Practical Tips for Designing Your DB Agents
Keep agents small and focused. Give each one a clear purpose and no more than about ten tables; if you need broader coverage, treat several narrow agents as tools and route between them. Abstract ugly joins into database views so the LLM sees clean surfaces, and adds friendly synonyms (“Service” → “database service”) or column‑level hints (“use LIKE for string filters”) to cut ambiguity.

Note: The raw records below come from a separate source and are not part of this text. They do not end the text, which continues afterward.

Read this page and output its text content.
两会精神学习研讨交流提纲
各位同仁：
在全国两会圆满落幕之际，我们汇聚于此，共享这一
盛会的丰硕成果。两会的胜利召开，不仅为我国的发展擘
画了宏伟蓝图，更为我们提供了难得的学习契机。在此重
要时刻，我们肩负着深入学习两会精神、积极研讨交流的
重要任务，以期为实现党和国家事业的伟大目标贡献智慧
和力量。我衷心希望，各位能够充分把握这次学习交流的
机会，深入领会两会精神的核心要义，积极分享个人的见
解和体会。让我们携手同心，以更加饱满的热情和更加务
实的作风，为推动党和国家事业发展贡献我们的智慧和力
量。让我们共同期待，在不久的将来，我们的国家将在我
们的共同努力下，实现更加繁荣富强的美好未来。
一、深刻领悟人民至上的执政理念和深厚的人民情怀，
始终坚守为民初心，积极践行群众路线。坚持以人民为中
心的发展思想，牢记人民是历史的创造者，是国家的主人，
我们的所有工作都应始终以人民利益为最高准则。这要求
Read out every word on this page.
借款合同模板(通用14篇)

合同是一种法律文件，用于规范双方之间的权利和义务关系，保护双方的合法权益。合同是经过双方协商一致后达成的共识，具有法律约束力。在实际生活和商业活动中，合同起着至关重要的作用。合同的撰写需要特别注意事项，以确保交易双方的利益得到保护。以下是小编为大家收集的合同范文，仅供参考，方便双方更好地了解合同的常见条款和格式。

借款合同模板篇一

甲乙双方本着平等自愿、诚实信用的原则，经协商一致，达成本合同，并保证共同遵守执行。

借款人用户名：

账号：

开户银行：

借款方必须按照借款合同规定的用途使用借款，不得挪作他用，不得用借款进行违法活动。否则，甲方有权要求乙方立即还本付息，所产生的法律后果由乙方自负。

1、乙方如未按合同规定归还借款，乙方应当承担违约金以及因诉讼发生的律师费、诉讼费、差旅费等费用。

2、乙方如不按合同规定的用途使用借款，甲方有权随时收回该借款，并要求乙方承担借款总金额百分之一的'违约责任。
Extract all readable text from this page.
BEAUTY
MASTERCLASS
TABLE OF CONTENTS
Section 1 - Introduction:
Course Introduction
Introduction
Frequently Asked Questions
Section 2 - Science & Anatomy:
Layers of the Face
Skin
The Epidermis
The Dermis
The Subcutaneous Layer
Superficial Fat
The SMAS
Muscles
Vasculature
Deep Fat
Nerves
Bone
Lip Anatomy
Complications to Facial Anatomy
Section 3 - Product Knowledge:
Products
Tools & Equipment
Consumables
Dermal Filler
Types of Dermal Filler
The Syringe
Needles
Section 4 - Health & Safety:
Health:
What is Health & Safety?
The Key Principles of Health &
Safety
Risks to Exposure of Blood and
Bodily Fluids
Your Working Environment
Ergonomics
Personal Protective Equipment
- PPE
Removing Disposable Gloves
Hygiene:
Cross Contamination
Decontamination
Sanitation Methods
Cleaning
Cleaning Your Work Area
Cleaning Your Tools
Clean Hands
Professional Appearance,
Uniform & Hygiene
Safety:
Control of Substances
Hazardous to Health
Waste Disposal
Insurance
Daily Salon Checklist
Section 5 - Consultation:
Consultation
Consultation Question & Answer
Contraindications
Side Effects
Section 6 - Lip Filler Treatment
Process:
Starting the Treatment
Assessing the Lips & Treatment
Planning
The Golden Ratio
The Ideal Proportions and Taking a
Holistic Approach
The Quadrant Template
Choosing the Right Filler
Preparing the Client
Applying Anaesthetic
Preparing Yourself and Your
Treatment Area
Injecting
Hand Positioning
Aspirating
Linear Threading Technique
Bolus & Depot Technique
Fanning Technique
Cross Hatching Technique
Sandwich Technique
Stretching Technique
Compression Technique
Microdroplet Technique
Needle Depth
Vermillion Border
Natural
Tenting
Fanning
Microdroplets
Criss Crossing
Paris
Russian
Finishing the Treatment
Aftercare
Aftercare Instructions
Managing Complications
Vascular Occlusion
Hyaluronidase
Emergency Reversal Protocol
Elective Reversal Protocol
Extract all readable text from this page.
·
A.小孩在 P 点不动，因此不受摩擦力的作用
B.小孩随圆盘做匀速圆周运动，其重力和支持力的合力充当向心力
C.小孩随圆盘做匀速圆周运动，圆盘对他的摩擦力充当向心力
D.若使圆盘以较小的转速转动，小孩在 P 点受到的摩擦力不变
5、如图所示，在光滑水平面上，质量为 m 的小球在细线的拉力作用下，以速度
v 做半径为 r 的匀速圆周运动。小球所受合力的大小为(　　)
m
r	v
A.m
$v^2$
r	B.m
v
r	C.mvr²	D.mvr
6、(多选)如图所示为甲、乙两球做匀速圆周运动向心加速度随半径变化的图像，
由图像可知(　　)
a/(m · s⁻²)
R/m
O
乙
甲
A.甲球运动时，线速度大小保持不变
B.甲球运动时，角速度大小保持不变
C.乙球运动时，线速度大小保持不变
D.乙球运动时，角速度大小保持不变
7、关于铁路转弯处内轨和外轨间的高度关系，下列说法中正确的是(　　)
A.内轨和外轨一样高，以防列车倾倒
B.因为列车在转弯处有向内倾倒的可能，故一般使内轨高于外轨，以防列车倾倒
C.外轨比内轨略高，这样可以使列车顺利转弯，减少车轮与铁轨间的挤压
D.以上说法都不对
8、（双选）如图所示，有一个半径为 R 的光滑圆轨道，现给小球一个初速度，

Define what’s out of scope as explicitly as what’s in. Store high‑cardinality fields in a vector index for fuzzy matching, but obfuscate sensitive data in any examples you feed the model. Test in short cycles: prompt the agent with increasingly tricky questions, compare the output to a set of “golden” SQL‑answer pairs, and tighten context or prompts until the score is where you need it.
Where to go from here
Watch the webinar on-demand here.
SkyAI Agents are available today in the SkySQL free tier. Spin up a serverless instance, open the agent builder, and ask your schema the questions your business actually cares about. Point your client at the SkyAI endpoint or your own MySQL or MariaDB database and let your application agent delegate the hard SQL work to the database itself.
Bringing goal‑driven agents to operational data doesn’t have to be a leap of faith. With SkySQL, it’s just another API call, one that finally speaks SQL you can trust.